From the editor
It wasn’t the big win or the big play that had Chris Ledbetter feeling proud of his players last month.
The OPRF head baseball coach looked up and saw one of his baseball players in line. Then he saw another and another and then another. Then, he noticed players from OPRF’s sophomore football team, of which he is also head coach, and the support of all these players and former players helped him get through a very difficult time recently in Ledbetter’s family’s life.
Saturday, June 19 began like any other day in the busy life of a head coach. In the morning, Ledbetter was helping coach a passing league game for his football team. After it was over he finally had two or three hours free to spend in Elmhurst with his young daughters, whom he literally hadn’t seen for 48 hours. Double duty coaching the baseball team in summer league play and helping run summer camp for the sophomore football team had chewed up most of his personal time. He was looking forward to hanging out with Laney and Caitlin in Elmhurst before donning his OPRF ballcap and heading out to the baseball diamond in Oak Park.
But Ledbetter’s wife, Amy, was worried.
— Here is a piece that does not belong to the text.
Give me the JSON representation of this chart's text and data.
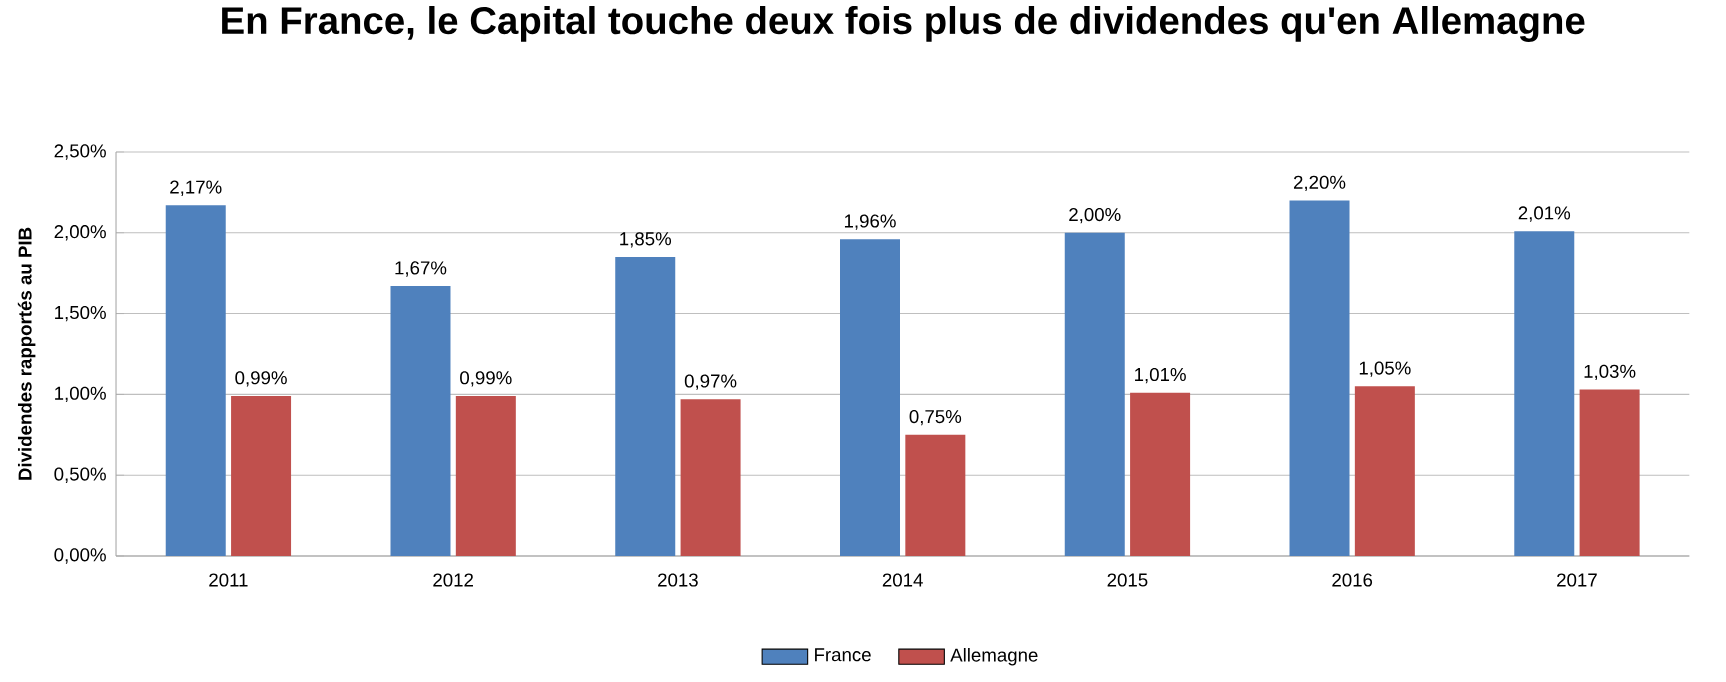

She hadn’t heard from her mother who was supposed to be picking her up so they could participate in a cancer awareness fundraiser called Relay for Life. Marifran Dunne, owner and operator of Doc Ryan’s pub in Elmhurst for over 14 years, either saw or talked on the phone with her two daughters every single day. Ledbetter knew something was amiss and chose to accompany Amy to her mother’s home just a few blocks away. After Ledbetter kicked in the back door, they found Dunne dead of a massive heart attack at the young age of 62.
“She was a fantastic lady and it really hits hard because she was so young and still had so much to offer,” he said last week of his mother-in-law. “She was very personable – you don’t own and run a bar and not be personable – and she was always on the go.”
Coaching was put on hold for awhile. What stands out in Ledbetter’s mind during that difficult time were the waves of current and former athletes who came through the line at Dunne’s wake to show support for the coach and his family. Most of them had never met their coach’s mother-in-law.
“I tend to be very hard on my players because I want to get the best out of them, and there they are lifting me up during a rough time in my family’s life,” he said. “The kids I coach and the kids I once coached never cease to amaze me. It was very emotional for me to see them there. I can’t thank them enough for the cards and the support.”
Ledbetter also said he was thankful for the support of his assistant coaches, most notably Wayne Wente, who has been at his side since Ledbetter took over head baseball coaching duties in 2000.
“Wayne and his wife were there in a second and took our kids, and he coached the team while I was away. There aren’t words to describe how appreciative we are of what they did for us,” he said. “I’m fortunate to get to go to work each day with my best friend.”
People tend to do good things for other good people. It was Ledbetter who in April of 2005 tried desperately to save umpire Scott Marengi, who collapsed from a heart attack in the second inning of the Huskies’ game at Willowbrook. Ledbetter immediately administered CPR, worked a defibrillator and continued with chest compressions while paramedics moved Marengi to an ambulance. Although Ledbetter was able to get a faint heartbeat back after six minutes, the 47-year-old Marengi died at the hospital.
The 2005 OPRF baseball team helped him get over that tragedy as well.
Sometimes players can surprise a coach – on and off the field.